Where The Mindy Project Gets it Wrong

So, here’s the thing. I love Mindy Kaling. I want to love The Mindy Project. A smart woman is the lead in a TV show that portrays her as wholly flawed and skilled and human? Yes please. There have been a few cringe-worthy moments along the way – a joke about domestic violence in the first episode, a tasteless joke about re-entry after prison in another – but for the most part, I’ve enjoyed the show. There are few characters on TV whose imperfections are as hilarious as Mindy’s or whose insecurities ring as true to mine.

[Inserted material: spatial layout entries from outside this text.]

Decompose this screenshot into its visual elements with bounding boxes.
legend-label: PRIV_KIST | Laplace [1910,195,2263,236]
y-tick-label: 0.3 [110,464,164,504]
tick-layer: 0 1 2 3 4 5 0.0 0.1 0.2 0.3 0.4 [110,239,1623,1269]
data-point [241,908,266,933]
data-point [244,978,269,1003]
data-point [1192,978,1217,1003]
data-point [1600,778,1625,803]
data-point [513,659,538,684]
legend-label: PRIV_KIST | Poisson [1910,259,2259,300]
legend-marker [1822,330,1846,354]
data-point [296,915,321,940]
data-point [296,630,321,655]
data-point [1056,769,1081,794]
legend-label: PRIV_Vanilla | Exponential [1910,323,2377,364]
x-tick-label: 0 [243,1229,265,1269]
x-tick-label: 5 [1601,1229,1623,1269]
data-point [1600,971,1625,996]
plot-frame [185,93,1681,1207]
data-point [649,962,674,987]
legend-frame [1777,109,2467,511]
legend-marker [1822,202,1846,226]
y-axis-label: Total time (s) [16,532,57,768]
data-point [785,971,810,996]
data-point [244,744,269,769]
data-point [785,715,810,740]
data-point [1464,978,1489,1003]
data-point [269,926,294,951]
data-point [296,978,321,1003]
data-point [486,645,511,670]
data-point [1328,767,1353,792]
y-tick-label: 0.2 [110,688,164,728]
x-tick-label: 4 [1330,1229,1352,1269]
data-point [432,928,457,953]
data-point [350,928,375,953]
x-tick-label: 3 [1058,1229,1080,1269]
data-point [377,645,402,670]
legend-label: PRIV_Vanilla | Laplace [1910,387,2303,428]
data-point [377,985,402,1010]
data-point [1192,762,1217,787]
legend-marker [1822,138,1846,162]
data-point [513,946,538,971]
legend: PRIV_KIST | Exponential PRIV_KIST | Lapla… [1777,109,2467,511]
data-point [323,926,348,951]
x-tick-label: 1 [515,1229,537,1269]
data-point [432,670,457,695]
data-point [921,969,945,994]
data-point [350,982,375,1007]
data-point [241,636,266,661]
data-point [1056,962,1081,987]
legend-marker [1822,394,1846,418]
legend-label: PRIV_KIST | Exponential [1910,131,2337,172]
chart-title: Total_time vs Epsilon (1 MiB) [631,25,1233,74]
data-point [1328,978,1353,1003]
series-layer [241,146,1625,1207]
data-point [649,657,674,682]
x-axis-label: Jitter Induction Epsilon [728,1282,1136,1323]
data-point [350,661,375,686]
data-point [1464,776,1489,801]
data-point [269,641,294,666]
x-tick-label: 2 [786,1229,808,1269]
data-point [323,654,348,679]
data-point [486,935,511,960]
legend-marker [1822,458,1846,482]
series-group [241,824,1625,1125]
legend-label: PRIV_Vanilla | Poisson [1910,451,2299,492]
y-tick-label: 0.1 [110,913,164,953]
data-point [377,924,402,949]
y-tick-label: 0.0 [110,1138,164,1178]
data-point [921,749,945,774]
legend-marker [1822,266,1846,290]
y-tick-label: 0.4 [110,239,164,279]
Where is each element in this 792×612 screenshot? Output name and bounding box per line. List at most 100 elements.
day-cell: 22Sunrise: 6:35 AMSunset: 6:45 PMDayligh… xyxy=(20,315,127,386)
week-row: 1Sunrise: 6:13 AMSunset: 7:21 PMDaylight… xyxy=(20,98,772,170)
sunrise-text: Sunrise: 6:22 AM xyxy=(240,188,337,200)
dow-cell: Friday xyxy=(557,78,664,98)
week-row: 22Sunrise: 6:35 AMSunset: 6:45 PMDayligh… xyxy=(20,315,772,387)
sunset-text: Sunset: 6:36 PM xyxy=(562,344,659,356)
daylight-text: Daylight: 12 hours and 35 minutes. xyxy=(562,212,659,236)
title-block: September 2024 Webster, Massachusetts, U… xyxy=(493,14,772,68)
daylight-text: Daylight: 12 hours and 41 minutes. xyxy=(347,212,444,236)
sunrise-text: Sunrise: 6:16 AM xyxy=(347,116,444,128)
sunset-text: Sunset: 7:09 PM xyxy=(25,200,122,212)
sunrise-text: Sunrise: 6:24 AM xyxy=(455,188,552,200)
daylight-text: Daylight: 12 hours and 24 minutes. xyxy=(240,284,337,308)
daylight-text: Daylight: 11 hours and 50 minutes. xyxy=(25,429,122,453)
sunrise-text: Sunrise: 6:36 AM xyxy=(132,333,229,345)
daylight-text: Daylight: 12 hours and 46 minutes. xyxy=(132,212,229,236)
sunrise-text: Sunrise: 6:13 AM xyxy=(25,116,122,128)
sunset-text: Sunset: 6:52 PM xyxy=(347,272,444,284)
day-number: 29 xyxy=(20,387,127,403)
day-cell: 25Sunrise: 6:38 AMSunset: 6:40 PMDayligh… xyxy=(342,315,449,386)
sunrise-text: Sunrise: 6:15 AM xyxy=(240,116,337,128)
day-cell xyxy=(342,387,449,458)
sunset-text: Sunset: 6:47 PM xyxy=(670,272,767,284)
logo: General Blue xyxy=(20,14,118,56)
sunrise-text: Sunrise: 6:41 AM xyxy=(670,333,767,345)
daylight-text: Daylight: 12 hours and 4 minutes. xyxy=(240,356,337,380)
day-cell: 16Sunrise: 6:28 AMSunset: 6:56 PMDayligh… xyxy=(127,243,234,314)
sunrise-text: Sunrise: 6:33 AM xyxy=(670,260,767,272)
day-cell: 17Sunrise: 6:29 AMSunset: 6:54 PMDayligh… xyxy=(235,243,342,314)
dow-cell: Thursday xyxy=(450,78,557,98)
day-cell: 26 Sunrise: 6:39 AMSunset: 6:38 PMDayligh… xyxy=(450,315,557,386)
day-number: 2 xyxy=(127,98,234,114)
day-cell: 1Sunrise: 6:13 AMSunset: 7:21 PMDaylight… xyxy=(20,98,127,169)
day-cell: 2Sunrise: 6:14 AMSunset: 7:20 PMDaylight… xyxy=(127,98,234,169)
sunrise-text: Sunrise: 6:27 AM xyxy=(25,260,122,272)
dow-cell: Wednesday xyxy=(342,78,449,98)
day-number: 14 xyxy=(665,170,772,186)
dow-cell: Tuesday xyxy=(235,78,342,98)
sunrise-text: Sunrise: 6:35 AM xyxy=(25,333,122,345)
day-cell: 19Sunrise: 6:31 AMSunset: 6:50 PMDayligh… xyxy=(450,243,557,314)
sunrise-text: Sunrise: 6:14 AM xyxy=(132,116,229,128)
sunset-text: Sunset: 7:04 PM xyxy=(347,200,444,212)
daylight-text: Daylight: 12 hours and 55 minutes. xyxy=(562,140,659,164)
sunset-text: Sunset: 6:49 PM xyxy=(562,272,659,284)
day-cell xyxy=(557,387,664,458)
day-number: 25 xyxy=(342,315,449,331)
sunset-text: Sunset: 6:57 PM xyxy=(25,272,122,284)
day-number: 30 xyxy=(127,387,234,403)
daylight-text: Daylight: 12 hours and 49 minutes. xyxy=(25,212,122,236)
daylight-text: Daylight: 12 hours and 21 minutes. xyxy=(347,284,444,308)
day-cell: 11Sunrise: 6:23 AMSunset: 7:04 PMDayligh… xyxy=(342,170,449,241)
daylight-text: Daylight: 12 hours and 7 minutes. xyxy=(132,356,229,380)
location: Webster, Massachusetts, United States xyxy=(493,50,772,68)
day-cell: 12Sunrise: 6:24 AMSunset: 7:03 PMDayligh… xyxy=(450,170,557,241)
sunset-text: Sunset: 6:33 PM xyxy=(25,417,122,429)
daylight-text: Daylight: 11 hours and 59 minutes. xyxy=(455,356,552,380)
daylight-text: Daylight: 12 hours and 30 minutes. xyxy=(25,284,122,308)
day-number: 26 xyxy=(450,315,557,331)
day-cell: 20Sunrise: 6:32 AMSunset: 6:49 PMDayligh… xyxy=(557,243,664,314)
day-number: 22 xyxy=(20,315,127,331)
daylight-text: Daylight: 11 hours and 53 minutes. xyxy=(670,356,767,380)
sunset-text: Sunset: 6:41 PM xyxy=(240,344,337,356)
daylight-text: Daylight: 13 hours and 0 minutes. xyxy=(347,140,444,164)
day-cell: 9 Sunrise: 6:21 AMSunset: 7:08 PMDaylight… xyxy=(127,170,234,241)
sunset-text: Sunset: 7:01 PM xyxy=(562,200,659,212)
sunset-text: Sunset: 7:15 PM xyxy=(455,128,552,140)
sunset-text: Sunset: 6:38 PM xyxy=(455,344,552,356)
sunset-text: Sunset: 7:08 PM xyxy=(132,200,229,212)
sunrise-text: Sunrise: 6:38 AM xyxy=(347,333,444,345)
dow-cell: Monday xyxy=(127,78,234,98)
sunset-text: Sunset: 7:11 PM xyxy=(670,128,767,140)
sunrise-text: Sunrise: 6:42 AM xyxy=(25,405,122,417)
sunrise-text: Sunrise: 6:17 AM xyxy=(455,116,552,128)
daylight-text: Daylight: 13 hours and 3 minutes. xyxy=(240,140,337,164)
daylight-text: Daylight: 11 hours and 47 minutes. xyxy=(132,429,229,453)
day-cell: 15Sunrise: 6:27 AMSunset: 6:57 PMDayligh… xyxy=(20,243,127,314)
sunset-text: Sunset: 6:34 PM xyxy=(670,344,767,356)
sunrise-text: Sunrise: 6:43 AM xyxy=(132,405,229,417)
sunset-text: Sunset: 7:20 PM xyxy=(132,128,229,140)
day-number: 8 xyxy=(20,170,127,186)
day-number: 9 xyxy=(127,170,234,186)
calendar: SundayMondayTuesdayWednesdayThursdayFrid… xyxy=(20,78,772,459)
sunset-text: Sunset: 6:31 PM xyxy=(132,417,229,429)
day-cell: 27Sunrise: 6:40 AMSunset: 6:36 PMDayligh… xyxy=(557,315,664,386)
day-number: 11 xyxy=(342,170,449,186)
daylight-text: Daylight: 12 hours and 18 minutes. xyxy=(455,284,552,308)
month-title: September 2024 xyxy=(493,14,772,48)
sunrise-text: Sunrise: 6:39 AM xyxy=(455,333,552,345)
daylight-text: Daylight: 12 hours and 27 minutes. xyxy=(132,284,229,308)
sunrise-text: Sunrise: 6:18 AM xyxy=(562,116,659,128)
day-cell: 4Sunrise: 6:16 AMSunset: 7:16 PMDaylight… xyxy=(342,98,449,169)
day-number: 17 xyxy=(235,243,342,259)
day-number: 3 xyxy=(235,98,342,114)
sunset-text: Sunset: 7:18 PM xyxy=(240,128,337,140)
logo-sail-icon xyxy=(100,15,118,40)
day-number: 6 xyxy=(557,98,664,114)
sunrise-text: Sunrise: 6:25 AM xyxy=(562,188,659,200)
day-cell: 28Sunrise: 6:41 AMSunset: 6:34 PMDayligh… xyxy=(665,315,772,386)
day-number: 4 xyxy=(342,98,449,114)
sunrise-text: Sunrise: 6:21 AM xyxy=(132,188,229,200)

But last week’s episode (and I know, I’m late!) about the competition between midwives and obstetricians went too far. Positioning the two practices as competitors instead of separate professionals with different expertise was inaccurate and deprecating to the field of midwifery. The audience was clearly supposed to support Dr. Mindy, et al, in poking fun at and delegitimizing midwifery. It’s a tired trope, one that unnecessarily and perhaps unintentionally moves women’s reproductive care backwards.

In the episode, the doctors in Mindy’s practice are shocked to hear that they are losing patients to the midwives upstairs. They wonder why anyone would choose a ‘pretend doctor’ to deliver their baby when they could have a ‘real doctor’ performing their baby’s delivery.

But they miss the point completely: midwives support the mothers in delivering their own babies, while obstetricians deliver the babies themselves; the two distinct approaches to reproductive healthcare are virtually incomparable. Midwifery is based on the premise that women are the authors of their experiences and that no one knows how to deliver a baby better than the mother does. Obstetricians practice in a way that removes the power of childbirth from the mother and hands it to the doctors through the use of drugs, unnecessary cesarean sections, and intrusive medical procedures. Midwives are medically trained and provide interventions when necessary, but that’s just it – only when necessary. Obstetricians have moved labor and delivery from a space where mothers are the experts to a plane where only those with medical degrees hold the knowledge or the wisdom to deliver babies.

While many women choose to use an obstetrician for any number of reasons, and we cannot shame or judge them for doing so, we do need to recognize that the two professions have political implications that are impossible to ignore. Until we can recognize the power and beauty that is inherent in childbirth, we cannot fully celebrate women’s bodies as powerful, or women as capable. This is the struggle that exists between the midwifery model and the medical model. Unfortunately, The Mindy Project got it wrong by suggesting that the struggle is only for patients’ business, and for taking the strengths of midwifery out of the equation.